To that, I think the answer is obvious.


  1. John Lennon said that by the time politicians get into power, they have compromised themselves so much that they stand for nothing (I think I read that in a Rolling Stone interview - can't remember exactly).

    That idea holds true to this day. Politicians are controlled by the oligarchy, creating an illusion of democracy and fairness to distort the reality.

    1. I would have to agree with Lennon and your assessment, Anon. While such is particularly evident in the United States, where the puppet strings are barely concealed, we would be fooling ourselves to think it is much different in Canada.

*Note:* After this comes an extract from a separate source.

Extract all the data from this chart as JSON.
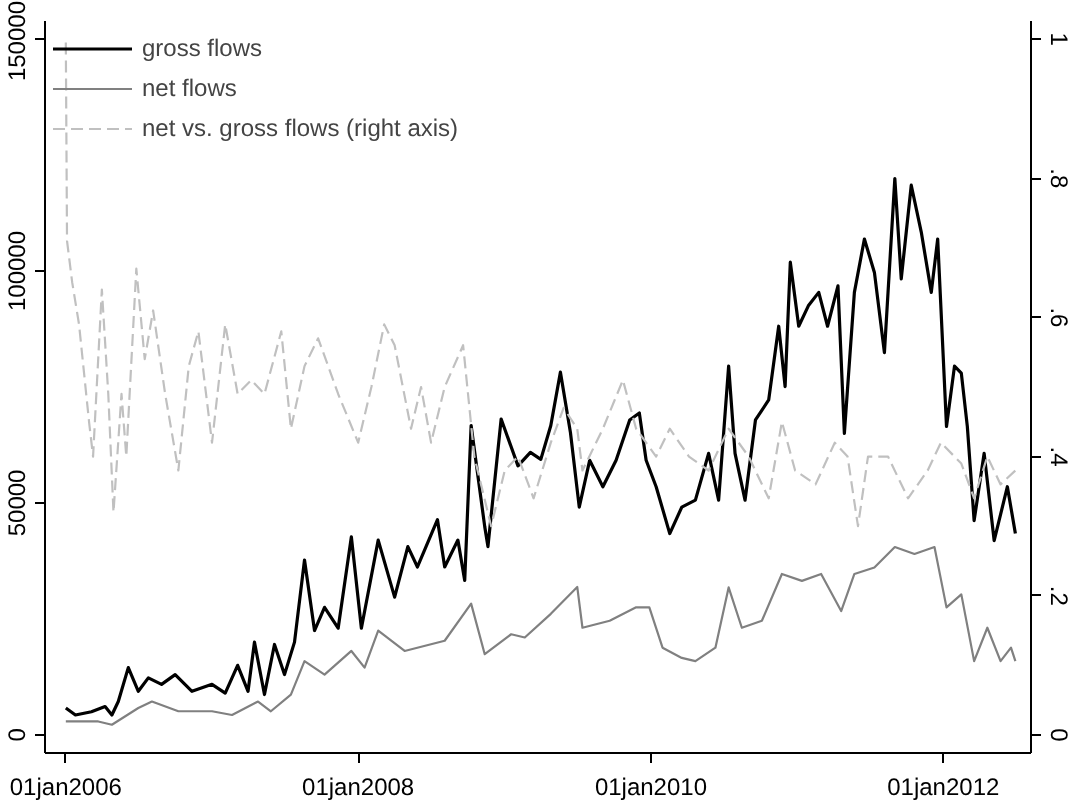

  2. If it's been Mulcair's - and even Layton's - goal to move the NDP away from the leftist backbone of the party that was set and given meaning as a genuinely progressive, socialist alternative by the likes of Douglas, Lewis, and Broadbent to a mushy, bland, inoffensive, seemingly moderate centrist party I'd have to say they've succeeded, and Horvath is just another expression of that. It simply underscores the way that neo-Liberalism has invariably insinuated, infected, contaminated, and corrupted our political thinking, policies, and systems. The Liberals at the federal, provincial, and municipal levels openly embraced neo-Liberalism decades ago (I remember hearing John Manly admit to as much in a documentary some years ago), which, since one of neo-Liberalism's core tenets is to favour business interests and thus move any political party which espouses it inevitably to the right, forces them into the corporatist agenda. As the Conservatives under Harper, Harris, and Hudak have become increasingly extremist and fascistic, intolerant of the anti-poverty, progressive, and labour movements. The Liberals migrated right into a centrist role and the NDP has followed them rightward, shedding the old "socialist bugaboo" that many perceived existed for the NDP. Problem is, few, of any, in Canada, have ever seen a truly progressive, socialist government at work, and those ho decry socialism are usually those with the most to lose from it, namely the fascistic, parasitic, ruling class.

    Canada, and, by extension, Ontario, the other provinces, and our municipalities, need a genuinely progressive, socialist alternative tou our existing system. Sadly, Andrea Horvath and the NDP are no longer it...


    1. Until some new expression for progressivity in the political arena can be found, Neil, I fear that the people can expect only a few incidental crumbs from the neo-liberal table, when it serves their purposes. Thanks for your comments.